Она захлопнула дверцу машины и поднялась по ступеням мне навстречу. Быстро поцеловала меня, как клюнула, где-то возле уха.
— Вы плохо выглядите, — тут же сказала она, осматривая меня с ног до головы. — Лицо слишком худое, и очень бледная. Что с вами?
— Ничего, — робко сказала я, прекрасно зная, как я выгляжу, — у меня никогда не было хорошего цвета лица.
— Чепуха! — возразила она. — Вы выглядели совсем иначе, когда я вас видела в прошлый раз.
— Наверно, сошел итальянский загар, — сказала я, забираясь в машину.
— Хм! — хмыкнула она. — Вы не лучше Максима. Оба не выносите, когда говорят о вашем здоровье. Захлопните дверцу получше, не то она не закроется.
Машина сорвалась с места, круто свернула и понеслась — быстрее, чем мне хотелось бы.
— Вы, случайно, не ждете ребенка? — спросила она, пронизывая меня своими светло-карими, как у ястреба, глазами.
— Нет, — в замешательстве ответила я. — Нет, не думаю.
— Утром не тошнит, ничего в этом роде?
— Нет.
— Что ж… хотя это не обязательно. Меня абсолютно ничто не беспокоило, когда я носила Роджера. Была в превосходной форме все девять месяцев. Играла в гольф накануне родов… Все это естественные вещи, тут нечего смущаться. Если у вас есть какие-нибудь подозрения, вы лучше мне скажите.
— Право же, Беатрис, — сказала я, — мне нечего, сказать.
— Не скрою, я и правда хотела бы, чтобы вы поскорей произвели на свет сына и наследника. Это было бы так хорошо для Максима. Я надеюсь, вы ничего не делаете, чтобы это предотвратить?
— Конечно, нет, — сказала я. — Какой странный разговор.
— О, я вас шокирую, — сказала Беатрис. — Не обращайте внимания на мои слова. Но молодые женщины в наши дни способны на все. Конечно, обидно застрять дома из-за маленького в первый же охотничий сезон! Одного этого достаточно, чтобы разрушить брак, если оба, и муж, и жена, страстные охотники. Ну, вам это не грозит. Рисованию дети не мешают. Между прочим, как ваши успехи?
— Боюсь, я не очень-то много сделала, — сказала я.
— Правда? Погода чудесная, хоть целый день проводи на воздухе. Ведь вам только и нужно, что складной табурет да цветные карандаши, да? Скажите, вас заинтересовали книги, которые я вам прислала?
— Да, конечно, — сказала я, — это был прелестный подарок, Беатрис.
У нее сделался довольный вид.
— Рада, что они вам понравились, — сказала она.
Машина мчалась вперед. Беатрис не снимала ноги с акселератора и все повороты срезала под острым углом. Два автомобилиста, которых мы обогнали, в ярости высунулись из кабин, а какой-то пешеход в узком проулке стал грозить ей палкой. Я оскорбилась за нее, но она ничего не заметила. Я вжалась в сиденье.
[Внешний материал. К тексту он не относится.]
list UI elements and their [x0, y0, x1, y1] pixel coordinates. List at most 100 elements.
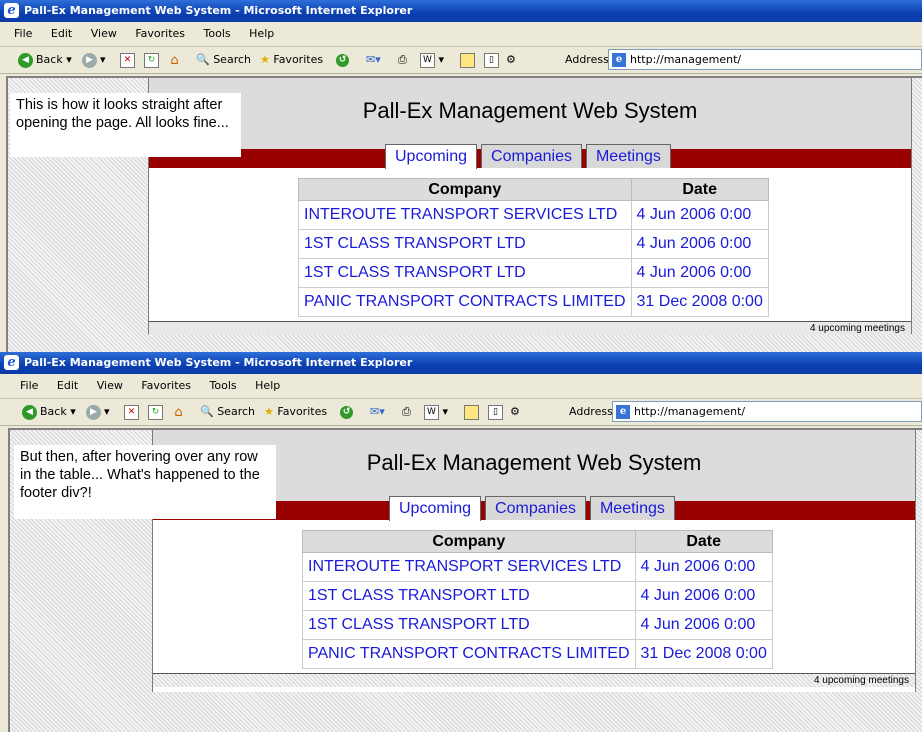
search-button[interactable]: 🔍 Search: [200, 403, 255, 421]
print-button[interactable]: ⎙: [398, 51, 407, 69]
page-icon: e: [616, 405, 630, 419]
research-button[interactable]: ▯: [484, 51, 499, 69]
table-row[interactable]: INTEROUTE TRANSPORT SERVICES LTD 4 Jun 2…: [298, 200, 769, 230]
company-cell[interactable]: INTEROUTE TRANSPORT SERVICES LTD: [302, 552, 636, 582]
discuss-button[interactable]: [464, 403, 479, 421]
forward-arrow-icon: ▶: [82, 52, 97, 68]
search-button[interactable]: 🔍 Search: [196, 51, 251, 69]
stop-button[interactable]: ✕: [120, 51, 135, 69]
tab-upcoming[interactable]: Upcoming: [389, 496, 482, 521]
star-icon: ★: [260, 53, 270, 66]
tab-strip: Upcoming Companies Meetings: [385, 144, 671, 169]
discuss-button[interactable]: [460, 51, 475, 69]
meetings-table: Company Date INTEROUTE TRANSPORT SERVICE…: [298, 178, 769, 317]
standard-toolbar: ◀ Back ▾ ▶ ▾ ✕ ↻ ⌂ 🔍 Search ★ Favorites ↺ …: [0, 399, 922, 426]
date-cell[interactable]: 4 Jun 2006 0:00: [634, 552, 773, 582]
menu-edit[interactable]: Edit: [51, 27, 72, 40]
table-header-row: Company Date: [302, 530, 773, 553]
home-button[interactable]: ⌂: [168, 51, 181, 69]
date-cell[interactable]: 4 Jun 2006 0:00: [630, 229, 769, 259]
forward-arrow-icon: ▶: [86, 404, 101, 420]
date-cell[interactable]: 4 Jun 2006 0:00: [630, 258, 769, 288]
date-cell[interactable]: 4 Jun 2006 0:00: [634, 610, 773, 640]
menu-file[interactable]: File: [14, 27, 32, 40]
table-row[interactable]: PANIC TRANSPORT CONTRACTS LIMITED 31 Dec…: [298, 287, 769, 317]
table-row[interactable]: 1ST CLASS TRANSPORT LTD 4 Jun 2006 0:00: [302, 610, 773, 640]
history-button[interactable]: ↺: [336, 51, 352, 69]
refresh-button[interactable]: ↻: [144, 51, 159, 69]
history-button[interactable]: ↺: [340, 403, 356, 421]
messenger-icon: ⚙: [510, 405, 520, 418]
company-cell[interactable]: PANIC TRANSPORT CONTRACTS LIMITED: [302, 639, 636, 669]
menu-edit[interactable]: Edit: [57, 379, 78, 392]
mail-button[interactable]: ✉▾: [370, 403, 385, 421]
back-button[interactable]: ◀ Back ▾: [18, 51, 72, 69]
meetings-table: Company Date INTEROUTE TRANSPORT SERVICE…: [302, 530, 773, 669]
standard-toolbar: ◀ Back ▾ ▶ ▾ ✕ ↻ ⌂ 🔍 Search ★ Favorites ↺ …: [0, 47, 922, 74]
title-bar: e Pall-Ex Management Web System - Micros…: [0, 0, 922, 22]
menu-help[interactable]: Help: [255, 379, 280, 392]
tab-upcoming[interactable]: Upcoming: [385, 144, 478, 169]
column-header-date: Date: [634, 530, 773, 553]
table-row[interactable]: PANIC TRANSPORT CONTRACTS LIMITED 31 Dec…: [302, 639, 773, 669]
menu-favorites[interactable]: Favorites: [141, 379, 191, 392]
footer: 4 upcoming meetings: [149, 321, 911, 335]
company-cell[interactable]: 1ST CLASS TRANSPORT LTD: [298, 229, 632, 259]
date-cell[interactable]: 31 Dec 2008 0:00: [634, 639, 773, 669]
history-icon: ↺: [340, 405, 353, 419]
forward-button[interactable]: ▶ ▾: [82, 51, 106, 69]
address-url: http://management/: [634, 405, 746, 418]
menu-tools[interactable]: Tools: [210, 379, 237, 392]
company-cell[interactable]: 1ST CLASS TRANSPORT LTD: [302, 610, 636, 640]
word-icon: W: [420, 52, 435, 68]
print-button[interactable]: ⎙: [402, 403, 411, 421]
address-bar[interactable]: e http://management/: [612, 401, 922, 422]
edit-button[interactable]: W ▾: [424, 403, 448, 421]
menu-file[interactable]: File: [20, 379, 38, 392]
star-icon: ★: [264, 405, 274, 418]
date-cell[interactable]: 4 Jun 2006 0:00: [634, 581, 773, 611]
window-title: Pall-Ex Management Web System - Microsof…: [24, 356, 413, 369]
table-row[interactable]: INTEROUTE TRANSPORT SERVICES LTD 4 Jun 2…: [302, 552, 773, 582]
address-bar[interactable]: e http://management/: [608, 49, 922, 70]
company-cell[interactable]: 1ST CLASS TRANSPORT LTD: [298, 258, 632, 288]
date-cell[interactable]: 31 Dec 2008 0:00: [630, 287, 769, 317]
back-button[interactable]: ◀ Back ▾: [22, 403, 76, 421]
menu-bar: File Edit View Favorites Tools Help: [0, 374, 922, 399]
note-icon: [460, 52, 475, 68]
tab-companies[interactable]: Companies: [485, 496, 586, 520]
mail-button[interactable]: ✉▾: [366, 51, 381, 69]
messenger-button[interactable]: ⚙: [510, 403, 520, 421]
date-cell[interactable]: 4 Jun 2006 0:00: [630, 200, 769, 230]
favorites-button[interactable]: ★ Favorites: [260, 51, 323, 69]
refresh-icon: ↻: [148, 404, 163, 420]
refresh-button[interactable]: ↻: [148, 403, 163, 421]
company-cell[interactable]: 1ST CLASS TRANSPORT LTD: [302, 581, 636, 611]
stop-button[interactable]: ✕: [124, 403, 139, 421]
search-icon: 🔍: [200, 405, 214, 418]
menu-help[interactable]: Help: [249, 27, 274, 40]
forward-button[interactable]: ▶ ▾: [86, 403, 110, 421]
tab-meetings[interactable]: Meetings: [585, 144, 671, 168]
edit-button[interactable]: W ▾: [420, 51, 444, 69]
menu-view[interactable]: View: [91, 27, 117, 40]
menu-favorites[interactable]: Favorites: [135, 27, 185, 40]
window-title: Pall-Ex Management Web System - Microsof…: [24, 4, 413, 17]
home-icon: ⌂: [170, 52, 179, 68]
home-button[interactable]: ⌂: [172, 403, 185, 421]
address-url: http://management/: [630, 53, 742, 66]
tab-meetings[interactable]: Meetings: [589, 496, 675, 520]
tab-companies[interactable]: Companies: [481, 144, 582, 168]
messenger-button[interactable]: ⚙: [506, 51, 516, 69]
menu-view[interactable]: View: [97, 379, 123, 392]
research-button[interactable]: ▯: [488, 403, 503, 421]
table-row[interactable]: 1ST CLASS TRANSPORT LTD 4 Jun 2006 0:00: [298, 258, 769, 288]
menu-tools[interactable]: Tools: [204, 27, 231, 40]
favorites-button[interactable]: ★ Favorites: [264, 403, 327, 421]
title-bar: e Pall-Ex Management Web System - Micros…: [0, 352, 922, 374]
table-row[interactable]: 1ST CLASS TRANSPORT LTD 4 Jun 2006 0:00: [302, 581, 773, 611]
column-header-company: Company: [302, 530, 636, 553]
company-cell[interactable]: INTEROUTE TRANSPORT SERVICES LTD: [298, 200, 632, 230]
table-row[interactable]: 1ST CLASS TRANSPORT LTD 4 Jun 2006 0:00: [298, 229, 769, 259]
company-cell[interactable]: PANIC TRANSPORT CONTRACTS LIMITED: [298, 287, 632, 317]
— Роджер едет в Оксфорд в следующем семестре, — снова заговорила Беатрис. — Бог знает, что он там будет делать. Одна трата времени, так я думаю. Джайлс со мной согласен, но я ума не приложу, как с ним быть. Конечно, он пошел в нас с Джайлсом, не интересуется ничем, кроме лошадей. Что, черт подери, думает эта машина впереди нас? Почему вы не высунули руку, голубчик? Право же, кое-кого из тех, кто теперь болтается по дорогам, самое милое дело — пристрелить.
Мы свернули на шоссе, пройдя на волосок от идущего впереди автомобиля.
— Кто-нибудь гостил у вас за это время? — спросила Беатрис.
— Нет, мы жили очень тихо, — сказала я.
— Оно и лучше, — согласилась Беатрис, — я всегда считала, что эти большие приемы страшно утомительны. Если вы приедете к нам, вам нечего тревожиться. Все наши соседи — милейшие люди, и мы знаем их тысячу лет. Мы приглашаем друг друга к обеду, играем в бридж и не очень жалуем посторонних. Вы играете в бридж, так ведь?
— Не очень хорошо, Беатрис.
— О, это неважно. Лишь бы играли, пусть кое-как. Меня возмущают люди, которые не желают научиться. Что, ради всего святого, делать с ними зимой между чаем и ужином, да и после него? Невозможно же просто сидеть и разговаривать.